Published
September 20, 2025
Retailers have been slow to update their portals and apps to keep pace with new consumer behaviours, such as multimodal search, AI shopping assistants, and even real-time stock tracking.

These are the findings of an international study unveiled by Google on 17 September at the NRF Europe trade show in Paris. Titled “Garage Retail”, the study examined 23 assessment criteria recorded in spring across 56 department stores, fashion and beauty retailers, as well as home furnishings and food specialists.

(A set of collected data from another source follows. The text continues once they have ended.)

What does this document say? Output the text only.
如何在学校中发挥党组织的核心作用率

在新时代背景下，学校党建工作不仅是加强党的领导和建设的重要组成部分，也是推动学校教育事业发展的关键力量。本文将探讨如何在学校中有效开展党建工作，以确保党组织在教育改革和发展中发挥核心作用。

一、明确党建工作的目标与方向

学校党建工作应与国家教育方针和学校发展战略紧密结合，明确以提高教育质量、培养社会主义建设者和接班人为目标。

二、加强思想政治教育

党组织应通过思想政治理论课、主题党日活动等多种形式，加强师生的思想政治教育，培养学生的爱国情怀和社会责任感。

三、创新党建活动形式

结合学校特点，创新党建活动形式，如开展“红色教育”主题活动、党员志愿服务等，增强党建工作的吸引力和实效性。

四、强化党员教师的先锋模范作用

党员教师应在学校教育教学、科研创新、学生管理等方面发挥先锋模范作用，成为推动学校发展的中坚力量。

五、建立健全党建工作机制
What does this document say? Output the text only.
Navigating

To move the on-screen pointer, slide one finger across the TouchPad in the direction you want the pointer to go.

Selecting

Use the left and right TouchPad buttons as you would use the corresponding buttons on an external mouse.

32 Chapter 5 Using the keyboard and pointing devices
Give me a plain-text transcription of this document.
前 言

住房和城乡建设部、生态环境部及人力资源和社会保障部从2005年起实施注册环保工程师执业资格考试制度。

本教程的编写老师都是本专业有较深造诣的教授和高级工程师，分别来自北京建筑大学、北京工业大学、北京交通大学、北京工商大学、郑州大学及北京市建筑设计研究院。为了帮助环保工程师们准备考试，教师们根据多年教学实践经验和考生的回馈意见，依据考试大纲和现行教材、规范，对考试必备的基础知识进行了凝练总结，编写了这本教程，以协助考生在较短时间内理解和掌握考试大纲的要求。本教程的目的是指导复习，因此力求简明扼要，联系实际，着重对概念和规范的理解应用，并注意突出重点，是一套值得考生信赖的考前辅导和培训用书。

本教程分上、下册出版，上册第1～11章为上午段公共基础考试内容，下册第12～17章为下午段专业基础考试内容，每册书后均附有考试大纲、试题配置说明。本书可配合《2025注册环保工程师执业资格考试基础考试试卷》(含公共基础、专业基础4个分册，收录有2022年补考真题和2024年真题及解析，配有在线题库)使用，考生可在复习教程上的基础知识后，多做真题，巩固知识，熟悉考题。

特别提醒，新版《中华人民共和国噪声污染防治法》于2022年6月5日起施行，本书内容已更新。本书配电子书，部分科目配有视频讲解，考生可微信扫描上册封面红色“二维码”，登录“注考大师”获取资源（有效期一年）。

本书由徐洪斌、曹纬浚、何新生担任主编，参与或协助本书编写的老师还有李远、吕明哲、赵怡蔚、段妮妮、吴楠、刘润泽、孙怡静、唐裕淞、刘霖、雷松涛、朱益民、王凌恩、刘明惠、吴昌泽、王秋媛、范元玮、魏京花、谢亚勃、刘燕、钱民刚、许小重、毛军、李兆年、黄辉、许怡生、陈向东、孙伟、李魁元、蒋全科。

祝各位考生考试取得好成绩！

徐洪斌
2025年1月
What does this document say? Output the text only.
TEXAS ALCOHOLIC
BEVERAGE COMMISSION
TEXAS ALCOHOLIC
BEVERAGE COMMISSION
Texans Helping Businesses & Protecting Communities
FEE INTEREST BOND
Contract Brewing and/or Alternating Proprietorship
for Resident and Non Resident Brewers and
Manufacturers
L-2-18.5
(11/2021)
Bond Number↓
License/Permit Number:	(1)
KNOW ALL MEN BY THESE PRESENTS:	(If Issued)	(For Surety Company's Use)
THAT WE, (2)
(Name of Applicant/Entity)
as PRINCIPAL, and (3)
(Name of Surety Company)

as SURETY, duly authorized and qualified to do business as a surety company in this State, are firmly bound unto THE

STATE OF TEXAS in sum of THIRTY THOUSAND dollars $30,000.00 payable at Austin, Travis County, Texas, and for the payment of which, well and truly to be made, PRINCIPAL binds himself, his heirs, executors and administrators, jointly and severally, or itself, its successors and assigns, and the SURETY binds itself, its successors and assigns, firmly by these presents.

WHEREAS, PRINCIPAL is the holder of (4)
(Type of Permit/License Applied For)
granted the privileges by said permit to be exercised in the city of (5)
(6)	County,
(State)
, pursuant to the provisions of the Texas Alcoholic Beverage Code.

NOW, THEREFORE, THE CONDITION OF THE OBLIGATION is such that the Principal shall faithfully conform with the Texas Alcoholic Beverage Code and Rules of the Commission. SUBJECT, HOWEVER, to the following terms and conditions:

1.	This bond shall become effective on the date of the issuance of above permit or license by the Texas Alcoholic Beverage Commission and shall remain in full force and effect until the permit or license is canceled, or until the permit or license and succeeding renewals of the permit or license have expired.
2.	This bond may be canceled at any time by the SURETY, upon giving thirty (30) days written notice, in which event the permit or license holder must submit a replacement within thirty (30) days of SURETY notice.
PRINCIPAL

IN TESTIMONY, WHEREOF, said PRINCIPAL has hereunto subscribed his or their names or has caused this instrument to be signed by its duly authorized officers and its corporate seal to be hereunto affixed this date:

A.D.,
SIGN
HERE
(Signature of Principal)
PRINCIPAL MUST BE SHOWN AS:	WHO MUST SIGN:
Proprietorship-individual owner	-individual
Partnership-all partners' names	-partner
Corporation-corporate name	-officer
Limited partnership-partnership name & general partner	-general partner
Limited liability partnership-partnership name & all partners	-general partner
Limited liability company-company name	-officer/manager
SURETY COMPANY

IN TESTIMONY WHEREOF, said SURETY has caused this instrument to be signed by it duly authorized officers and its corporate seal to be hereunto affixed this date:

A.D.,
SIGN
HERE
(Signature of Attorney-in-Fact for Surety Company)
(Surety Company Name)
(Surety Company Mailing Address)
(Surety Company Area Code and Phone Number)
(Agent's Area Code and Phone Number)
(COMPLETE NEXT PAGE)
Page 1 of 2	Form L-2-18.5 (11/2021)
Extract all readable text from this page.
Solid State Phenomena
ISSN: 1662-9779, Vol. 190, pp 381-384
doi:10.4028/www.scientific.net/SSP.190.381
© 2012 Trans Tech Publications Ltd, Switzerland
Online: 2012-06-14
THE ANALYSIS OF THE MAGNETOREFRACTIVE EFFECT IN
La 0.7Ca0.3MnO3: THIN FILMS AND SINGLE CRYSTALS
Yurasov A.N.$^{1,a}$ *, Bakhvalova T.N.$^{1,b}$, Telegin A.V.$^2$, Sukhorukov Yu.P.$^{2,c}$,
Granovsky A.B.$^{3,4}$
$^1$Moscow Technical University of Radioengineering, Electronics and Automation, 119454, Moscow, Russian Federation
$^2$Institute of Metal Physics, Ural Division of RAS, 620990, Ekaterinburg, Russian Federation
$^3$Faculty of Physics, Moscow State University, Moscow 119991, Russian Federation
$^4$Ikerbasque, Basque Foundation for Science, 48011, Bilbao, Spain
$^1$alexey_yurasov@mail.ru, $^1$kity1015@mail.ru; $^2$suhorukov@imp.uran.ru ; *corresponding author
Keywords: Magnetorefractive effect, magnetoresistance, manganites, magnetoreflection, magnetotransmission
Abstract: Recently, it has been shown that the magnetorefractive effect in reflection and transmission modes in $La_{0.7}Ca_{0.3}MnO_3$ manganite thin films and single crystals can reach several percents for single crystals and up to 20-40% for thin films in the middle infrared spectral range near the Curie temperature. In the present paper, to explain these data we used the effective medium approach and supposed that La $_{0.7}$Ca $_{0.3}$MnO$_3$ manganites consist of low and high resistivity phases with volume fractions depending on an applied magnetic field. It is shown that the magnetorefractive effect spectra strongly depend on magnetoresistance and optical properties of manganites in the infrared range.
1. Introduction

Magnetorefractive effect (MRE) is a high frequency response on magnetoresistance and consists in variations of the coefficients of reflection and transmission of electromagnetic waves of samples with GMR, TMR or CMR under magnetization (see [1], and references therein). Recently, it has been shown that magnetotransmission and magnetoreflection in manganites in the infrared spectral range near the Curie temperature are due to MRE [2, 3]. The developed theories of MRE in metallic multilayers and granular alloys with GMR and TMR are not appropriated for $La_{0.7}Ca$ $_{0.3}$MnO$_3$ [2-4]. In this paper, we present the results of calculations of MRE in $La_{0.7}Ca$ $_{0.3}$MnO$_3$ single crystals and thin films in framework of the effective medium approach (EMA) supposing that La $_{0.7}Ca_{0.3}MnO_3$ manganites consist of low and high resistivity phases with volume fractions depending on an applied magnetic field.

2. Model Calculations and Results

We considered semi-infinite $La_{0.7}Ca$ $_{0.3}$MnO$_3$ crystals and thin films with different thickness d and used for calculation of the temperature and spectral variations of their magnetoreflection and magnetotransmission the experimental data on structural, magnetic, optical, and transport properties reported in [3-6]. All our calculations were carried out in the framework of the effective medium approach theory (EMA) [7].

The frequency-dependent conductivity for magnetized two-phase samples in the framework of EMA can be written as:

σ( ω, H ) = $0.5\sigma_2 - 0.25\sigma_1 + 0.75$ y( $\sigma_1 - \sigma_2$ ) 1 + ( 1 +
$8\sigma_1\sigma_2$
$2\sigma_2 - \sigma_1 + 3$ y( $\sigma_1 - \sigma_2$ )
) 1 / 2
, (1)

The study found, for example, that only 6 out of 56 retail portals return results when a word is misspelt, and that only 36 out of 56 sites return results for semantic searches (such as “dry skin” or “oversized look”).
Speaking to NRF Europe attendees on Wednesday, Mark Steel, director of industry and retail strategy at Google Cloud, did not hide his surprise.
“Only one of the sites we observed offers multimodal search (combining image and text, editor’s note),” said the executive, noting that Google itself is seeing growing adoption of this feature among internet users.
There is still some way to go on personalisation, too, with only 18 of the portals surveyed remembering previous searches to better target recommendations. By contrast, nine portals, including two in the fashion/beauty segment, are said to offer a high degree of personalisation. And only nine portals provide a real-time view of stock.
On product pages, the study notes that only 23 of the sites examined (including eight in fashion/beauty) fail to provide detailed information about the product. This represents a potential avenue for AI providers looking to generate product listings, suggests Mark Steel. The study also reveals that only four of the 40 sites offering customer reviews use AI to produce summaries of the comments.
When it comes to payment, 34 out of 56 sites offer five or more payment methods, and 27 indicate same-day or next-day delivery options directly from search. By contrast, only 18 offer a wide range of delivery options. A further 13 adapt their language according to detected emotion.
Chatbots are also covered. Of the 29 portals that use them (including 14 in the fashion/beauty sector), 22 support natural-language interactions, avoiding robotic exchanges. However, only one of the chatbots observed offers a personalised shopping assistant function.
“Consumers are clearly in favour of this innovation,” said Google Cloud. “In fact, 61% of consumers say they expect more personalised services thanks to AI”.